Please don't think that being "detached from yokushin" means that you shouldn't strive for perfection in your martial art, or in your lifting weights, or, well, anything that you love to do that can be a way.  By "way" here, I mean it in the sense that is used in bushido, or the "way of the warrior".  Here, way - or do - is a path that the practitioner follows.  Following it is what makes her a practitioner.  In traditional Japanese culture, you have the way of tea, the way of the bow, the way of flower arrangement, the way of writing - the list of both traditional, and perhaps non-traditional, dos is rather lengthy.  This is one of the reasons that, on my blog, I often treat lifting weights - and other forms of resistance training - as a way, because it is one!

Another point that needs to be made here is in regards to detachment.  A better word might be "non-attachment", so that this entire musing could, possibly, best be translated as: "Non-attachment to yokushin should be practiced one's entire life."  On this point, Roshi Richard Collins adds this, "In Buddhist thought 'non-attachment' is not the same as 'detachment.'  Being detached implies an attitude of indifference, and certainly Musashi would have his samurai indifferent to the tugs of desire.  But non-attachment implies a more thorough and paradoxical immunity to desire, one that would allow participation in a desire with a simultaneous uninvolvement.  There is a kind of desire that implies no sense of attachment, only a healthy striving, as in having a 'desire for world peace.'  A 'lust' or 'obsession' for world peace, however, we would agree sounds harmful.  These are forms of attachment to a specific goal, the frustrations of which can be dangerous, and this is what yokushin implies."

Non-attachment (at least, in the minds of budoka) is, therefore, an aid to action.  For instance, this sort of thinking had been in martial arts long before Musashi, or even long before the Japanese forms of do.  I have in mind the Taoist notion of "wu-wei", which is literally translated as "no action", but in practice means something more akin to "effortless action" or "spontaneous action".  Perhaps even the "action of non-attachment" might be a good definition.

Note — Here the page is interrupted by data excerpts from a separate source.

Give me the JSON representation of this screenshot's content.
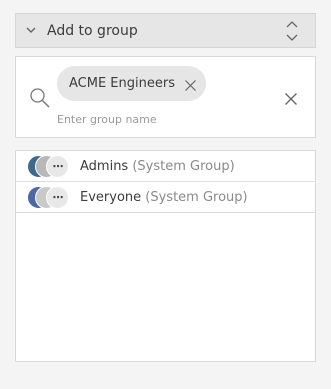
{
  "header": {
    "title": "Add to group"
  },
  "search": {
    "selected_chip": "ACME Engineers",
    "placeholder": "Enter group name"
  },
  "groups": [
    {
      "name": "Admins",
      "type": "(System Group)",
      "more": "⋯",
      "colors": [
        "#3d6a8c",
        "#b8b8b8"
      ]
    },
    {
      "name": "Everyone",
      "type": "(System Group)",
      "more": "⋯",
      "colors": [
        "#4a67a8",
        "#c9c9c9"
      ]
    }
  ],
  "icons": {
    "collapse": "chevron-down-icon",
    "sort": "sort-updown-icon",
    "search": "search-icon",
    "chip_remove": "close-icon",
    "clear": "close-icon",
    "more": "more-icon"
  }
}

When you practice the "action of non-attachment" you are also moving close to the budo concept of mushin.  Emptying your mind, and acting with wu-wei, leads to what is often described as a flow state.  The legendary Zen master Takuan Soho wrote in his book The Unfettered Mind: "The mind must always be in the state of 'flowing,' for when it stops anywhere that means the flow is interrupted and it is this interruption that is injurious to the well-being of the mind. In the case of the
swordsman, it means death. When the swordsman stands against his opponent, he is not to think of the
opponent, nor of himself, nor of his enemy's sword movements. He just stands there with his sword
which, forgetful of all technique, is ready only to follow the dictates of the subconscious. The man has effaced himself as the wielder of the sword. When he strikes, it is not the man but the sword in the hand of the man's subconscious that strikes."  If you are sparring in the gym, and you desire to strike your opponent with a particular move then that particular move won't work!  However, if one relaxes, and has a mind of mushin that is ready to act with non-attachment, it is then that one can achieve the goal of striking one's opponent.